For six short months, I was fortunate to call the coast of central Chile home. To this day, the Andean nation that’s just over 200 miles wide at its broadest point but stretches over 2,600 miles from north to south occupies a special place in my heart. Its people have the broadest smiles I’ve ever seen and some of the wild corners I had the pleasure of exploring were absolutely breathtaking.
And yet, Chile is also a place of dichotomy. The threat of industry and development often looms large. During my time there, the words “Patagonia sin represas” (Patagonia without dams) –a common chant in protest of a dam project in Patagonia – was scrawled with spraypaint on walls as far north as the town of Arica. By 2014, the project was dead in the water.
Copper has long been Chile’s primary export – read also the 33 Chilean miners who were stranded in a mine for 69 days in 2010 – the environmental impact of which goes without saying. And salmon farming has quickly become Chile’s second-largest industry.

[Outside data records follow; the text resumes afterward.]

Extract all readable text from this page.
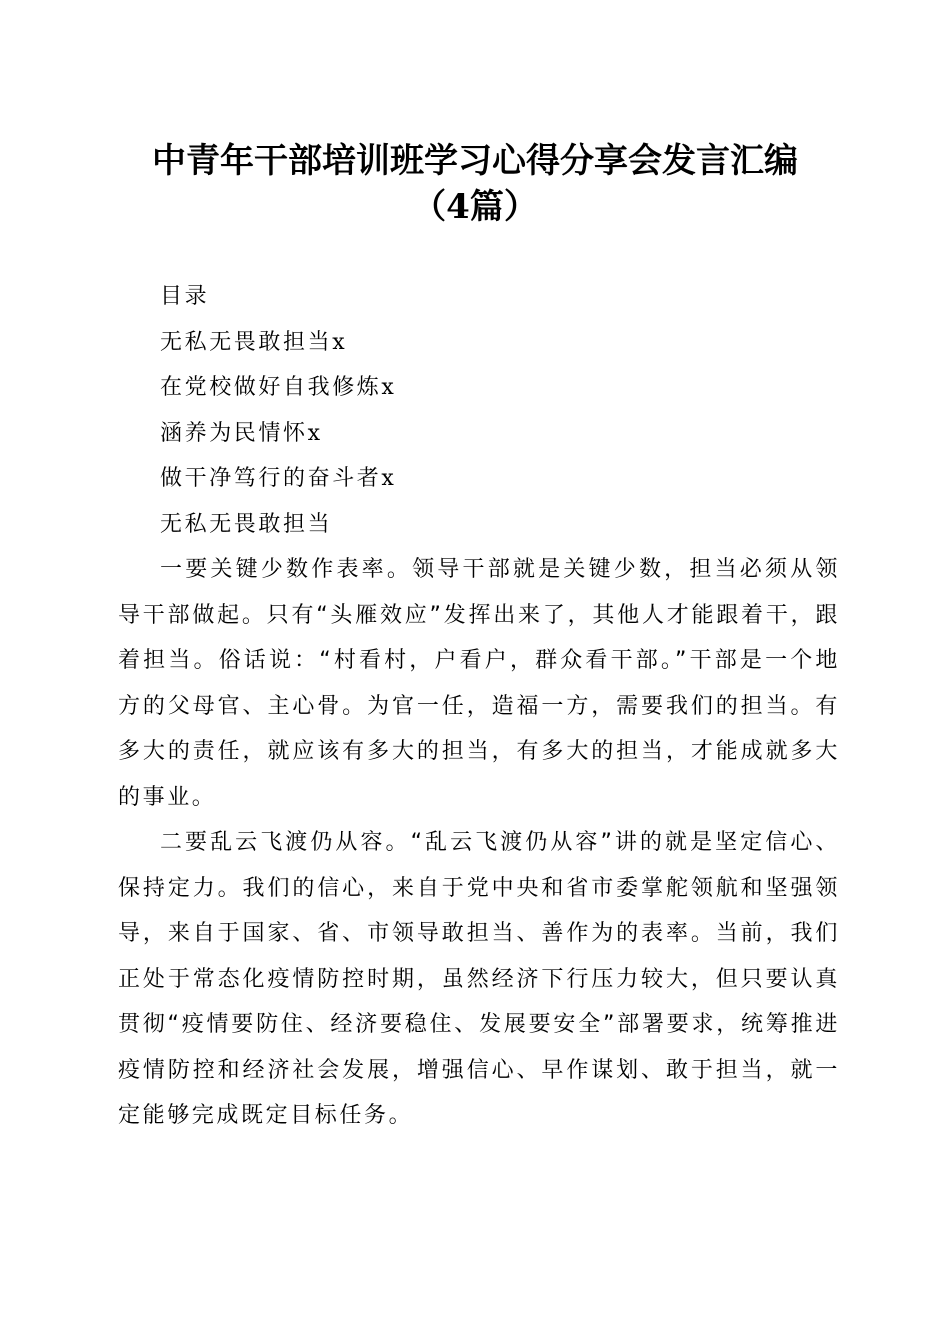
中青年干部培训班学习心得分享会发言汇编
（4篇）

目录

无私无畏敢担当x

在党校做好自我修炼x

涵养为民情怀x

做干净笃行的奋斗者x

无私无畏敢担当

一要关键少数作表率。领导干部就是关键少数，担当必须从领导干部做起。只有“头雁效应”发挥出来了，其他人才能跟着干，跟着担当。俗话说：“村看村，户看户，群众看干部。”干部是一个地方的父母官、主心骨。为官一任，造福一方，需要我们的担当。有多大的责任，就应该有多大的担当，有多大的担当，才能成就多大的事业。

二要乱云飞渡仍从容。“乱云飞渡仍从容”讲的就是坚定信心、保持定力。我们的信心，来自于党中央和省市委掌舵领航和坚强领导，来自于国家、省、市领导敢担当、善作为的表率。当前，我们正处于常态化疫情防控时期，虽然经济下行压力较大，但只要认真贯彻“疫情要防住、经济要稳住、发展要安全”部署要求，统筹推进疫情防控和经济社会发展，增强信心、早作谋划、敢于担当，就一定能够完成既定目标任务。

For Chilean big wave surfer Ramón Navarro, the impact the industry is having on the marine environments off the Chilean coast is too much to bear. The mini-documentary above profiles the development of the salmon industry in Chile, the environmental catastrophe that occurred off the coast of the island of Chiloé back in 2016, and current efforts on the part of salmon farm companies to expand into new areas.
“With near-zero regulation and a wake of destruction behind them, the biggest [salmon farm] companies are looking south to the pristine district of Magallanes for expansion,” the video description explains. “Ramon Navarro exposes the industry, its negative effects, and traces the surprising origins of the industry and largest per-capita consumption of Chilean farmed salmon to the same country: Japan.”
American consumers are far from exculpated. We, too, consume Chilean farmed salmon at huge rates which is precisely why the film ends with the following message.
“The salmon industry is contributing to the catastrophic decline of wild fish and destroying ecosystems around the world. Help us protect the last pristine places on our planet. Avoid eating farmed salmon and say NO to the continued expansion of the salmon industry to Tierra del Fuego and Magallanes in the south of Patagonia in Chile and Argentina.”